Thursday, November 3, 2011

Blessed



Today I am tired. After a four day stretch of 12 hour shifts your emotional and physical stores are virtually non-existent. They are worn thin at best. Working in the ICU is hard. It is draining in ways that I cannot fully explain. I have learned that because of my profession my life is different than most.

 This week I had the privilege of taking care of arguably the sweetest and dearest people I have ever met. A husband who is dying and a wife who has a love for her husband unlike any other I have seen. Everyone who had contact with them instantly fell in love. I know I did.

I have sat here at my computer for an hour trying to put into words what it was like witnessing that kind of love between two people but I have failed. There was a sweetness to them… an aura of the deepest type of caring. In the way she would smile at him and kiss his forehead… the way he would reach for her hand. How she would lay her head at his bedside for days on end… supporting… hoping… caring.

In the way they both decided that now was the time. That this man had lived a life full of joy with his person at his side… the woman he knew he would marry the second he laid eyes on her. And that now it was time to let go. Time to make that transition that all of us will eventually have to make.

Every morning before I would leave work I would stop by their room to say goodbye… just in case. I would hug them both and tell them that I loved them and he would kiss me on the cheek and she would squeeze me tightly and walk me down the hall. And every morning she would burst into tears.

One morning she came down the hall… tears streaming down her cheeks.

“How will I know?” she said. “What do I look for?
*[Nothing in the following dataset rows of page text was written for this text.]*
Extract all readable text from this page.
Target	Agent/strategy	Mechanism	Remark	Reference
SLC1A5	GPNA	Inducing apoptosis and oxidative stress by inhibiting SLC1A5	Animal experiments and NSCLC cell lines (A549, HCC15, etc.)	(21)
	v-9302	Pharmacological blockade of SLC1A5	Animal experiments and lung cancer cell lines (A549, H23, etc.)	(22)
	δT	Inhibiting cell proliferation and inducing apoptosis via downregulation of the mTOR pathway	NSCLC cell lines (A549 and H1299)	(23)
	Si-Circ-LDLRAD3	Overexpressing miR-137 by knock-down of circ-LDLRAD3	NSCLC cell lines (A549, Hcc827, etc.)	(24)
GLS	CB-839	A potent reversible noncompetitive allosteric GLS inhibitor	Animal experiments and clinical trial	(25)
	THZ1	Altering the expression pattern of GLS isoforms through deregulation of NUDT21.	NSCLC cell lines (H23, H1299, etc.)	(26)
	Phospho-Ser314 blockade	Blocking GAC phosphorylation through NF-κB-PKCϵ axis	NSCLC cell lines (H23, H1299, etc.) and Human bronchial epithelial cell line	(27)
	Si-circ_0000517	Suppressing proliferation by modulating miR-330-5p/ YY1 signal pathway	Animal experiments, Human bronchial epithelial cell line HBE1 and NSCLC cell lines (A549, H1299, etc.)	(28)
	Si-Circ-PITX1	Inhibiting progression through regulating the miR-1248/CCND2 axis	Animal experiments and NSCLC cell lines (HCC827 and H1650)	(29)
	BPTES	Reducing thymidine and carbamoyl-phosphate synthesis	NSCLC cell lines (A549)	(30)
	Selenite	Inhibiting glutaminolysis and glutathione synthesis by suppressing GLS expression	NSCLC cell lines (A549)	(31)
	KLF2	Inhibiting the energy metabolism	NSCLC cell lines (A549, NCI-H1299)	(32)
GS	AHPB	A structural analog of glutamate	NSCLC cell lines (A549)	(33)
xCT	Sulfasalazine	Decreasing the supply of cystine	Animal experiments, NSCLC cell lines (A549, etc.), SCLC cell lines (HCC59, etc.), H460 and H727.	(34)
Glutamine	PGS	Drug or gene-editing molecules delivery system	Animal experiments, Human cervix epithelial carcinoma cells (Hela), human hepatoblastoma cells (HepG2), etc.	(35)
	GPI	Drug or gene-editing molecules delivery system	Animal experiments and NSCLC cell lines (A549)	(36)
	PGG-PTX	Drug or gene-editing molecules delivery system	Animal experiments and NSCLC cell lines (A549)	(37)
He isn’t really talking much.”

So we went into the room together and we talked… I told her that it wasn’t time yet.

And right then and there she fell into my arms.
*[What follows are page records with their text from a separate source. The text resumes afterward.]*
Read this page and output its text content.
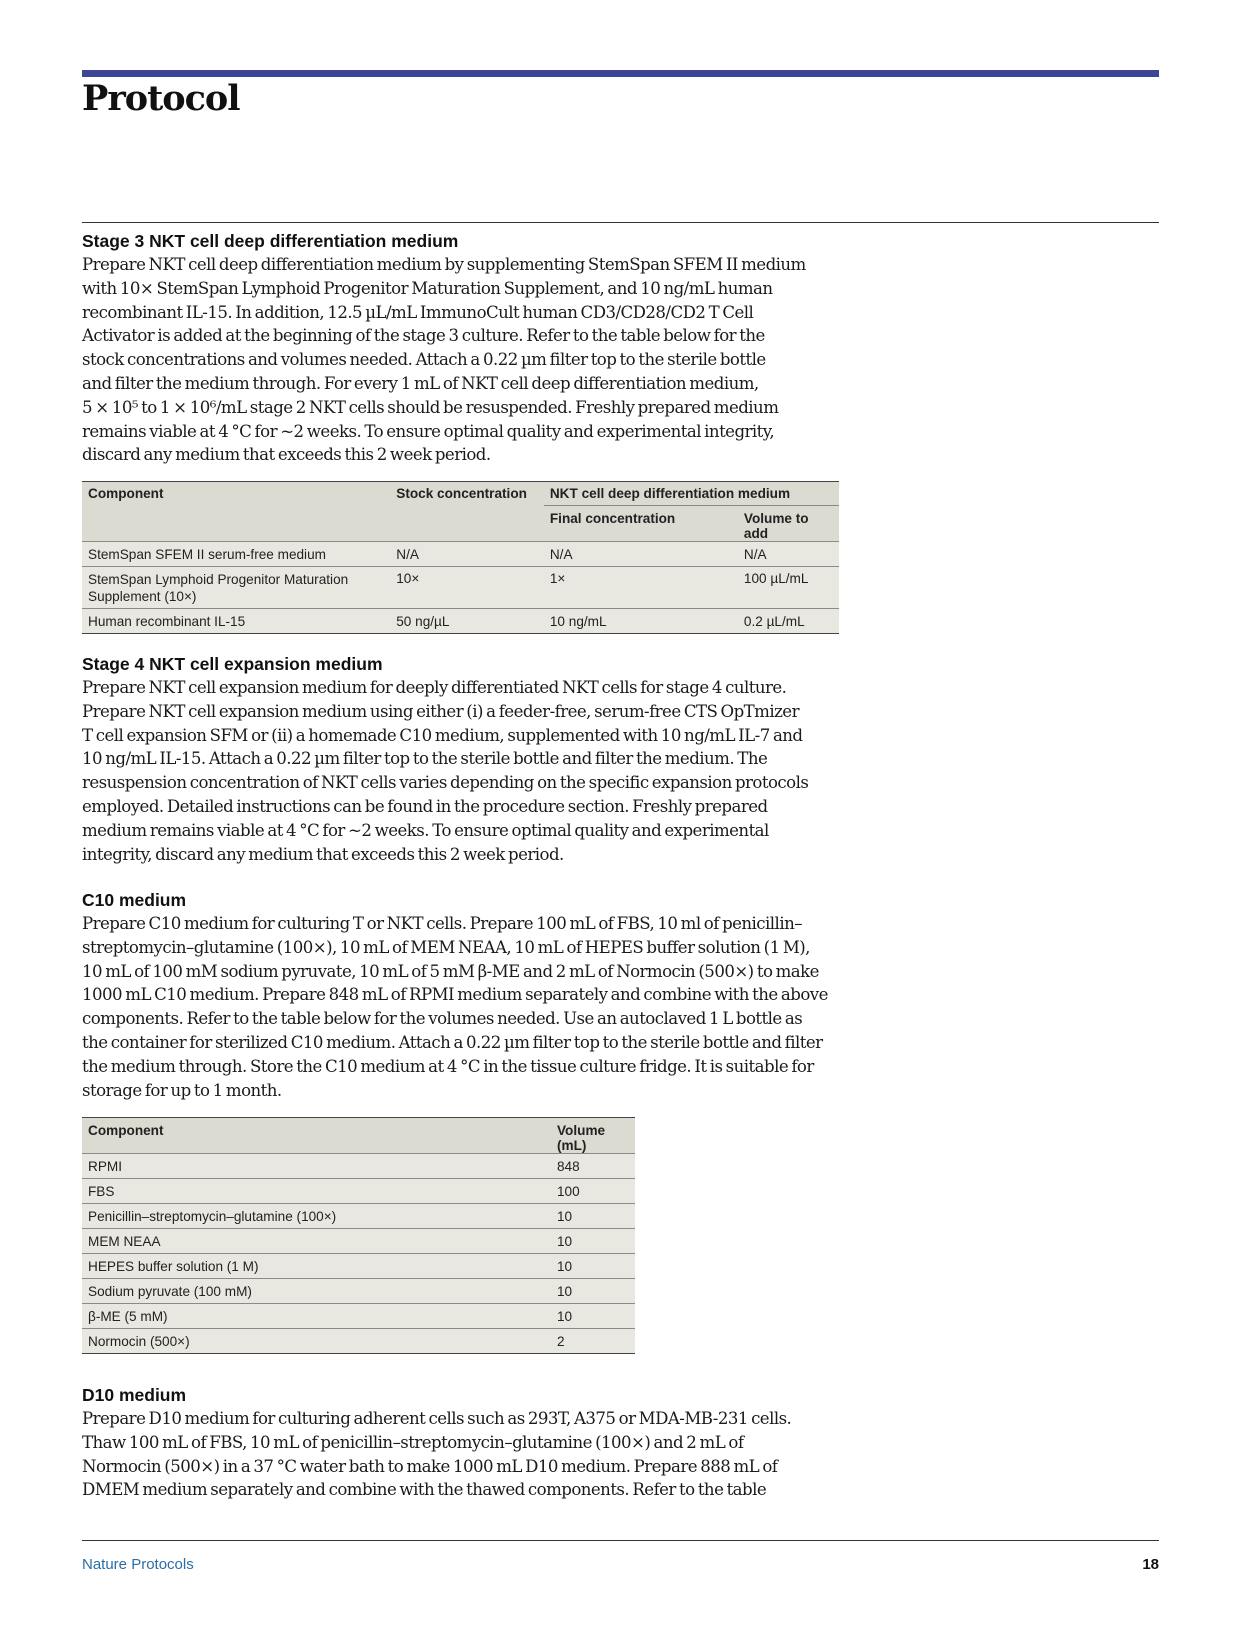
Protocol
Stage 3 NKT cell deep differentiation medium

Prepare NKT cell deep differentiation medium by supplementing StemSpan SFEM II medium
with 10× StemSpan Lymphoid Progenitor Maturation Supplement, and 10 ng/mL human
recombinant IL-15. In addition, 12.5 µL/mL ImmunoCult human CD3/CD28/CD2 T Cell
Activator is added at the beginning of the stage 3 culture. Refer to the table below for the
stock concentrations and volumes needed. Attach a 0.22 µm filter top to the sterile bottle
and filter the medium through. For every 1 mL of NKT cell deep differentiation medium,
5 × 10⁵ to 1 × 10⁶/mL stage 2 NKT cells should be resuspended. Freshly prepared medium
remains viable at 4 °C for ~2 weeks. To ensure optimal quality and experimental integrity,
discard any medium that exceeds this 2 week period.

Component	Stock concentration	NKT cell deep differentiation medium	
		Final concentration	Volume to add
StemSpan SFEM II serum-free medium	N/A	N/A	N/A
StemSpan Lymphoid Progenitor Maturation Supplement (10×)	10×	1×	100 µL/mL
Human recombinant IL-15	50 ng/µL	10 ng/mL	0.2 µL/mL
Stage 4 NKT cell expansion medium

Prepare NKT cell expansion medium for deeply differentiated NKT cells for stage 4 culture.
Prepare NKT cell expansion medium using either (i) a feeder-free, serum-free CTS OpTmizer
T cell expansion SFM or (ii) a homemade C10 medium, supplemented with 10 ng/mL IL-7 and
10 ng/mL IL-15. Attach a 0.22 µm filter top to the sterile bottle and filter the medium. The
resuspension concentration of NKT cells varies depending on the specific expansion protocols
employed. Detailed instructions can be found in the procedure section. Freshly prepared
medium remains viable at 4 °C for ~2 weeks. To ensure optimal quality and experimental
integrity, discard any medium that exceeds this 2 week period.

C10 medium

Prepare C10 medium for culturing T or NKT cells. Prepare 100 mL of FBS, 10 ml of penicillin–
streptomycin–glutamine (100×), 10 mL of MEM NEAA, 10 mL of HEPES buffer solution (1 M),
10 mL of 100 mM sodium pyruvate, 10 mL of 5 mM β-ME and 2 mL of Normocin (500×) to make
1000 mL C10 medium. Prepare 848 mL of RPMI medium separately and combine with the above
components. Refer to the table below for the volumes needed. Use an autoclaved 1 L bottle as
the container for sterilized C10 medium. Attach a 0.22 µm filter top to the sterile bottle and filter
the medium through. Store the C10 medium at 4 °C in the tissue culture fridge. It is suitable for
storage for up to 1 month.

Component	Volume (mL)
RPMI	848
FBS	100
Penicillin–streptomycin–glutamine (100×)	10
MEM NEAA	10
HEPES buffer solution (1 M)	10
Sodium pyruvate (100 mM)	10
β-ME (5 mM)	10
Normocin (500×)	2
D10 medium

Prepare D10 medium for culturing adherent cells such as 293T, A375 or MDA-MB-231 cells.
Thaw 100 mL of FBS, 10 mL of penicillin–streptomycin–glutamine (100×) and 2 mL of
Normocin (500×) in a 37 °C water bath to make 1000 mL D10 medium. Prepare 888 mL of
DMEM medium separately and combine with the thawed components. Refer to the table

Nature Protocols	18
 “It’s like coming to the end of a jail sentence.” She said… the fear and pain was visible on her face.

Today Bethany and I went upstairs to the hospice unit to say hello and we talked… we looked at old photos of him in the service… of their life together. It was a perfect ending to a long week.

The first night I took care of him, when we decided it was time to stop heroic measures, he told me, “This is the best night I’ve had here yet… talking to you.”
I smiled and held his wife’s hand.  And as I said goodbye that morning he grabbed my hand tightly and smiled, “ I hope you have a blessed life dear. A life full of love like I have.”

And as I walked out of the hospital that morning, exhausted and teary eyed… I knew that my life had been touched. And that I am truly, truly blessed. 

1 comment :

  1. A lovely and uplifting story. Thanks for sharing it.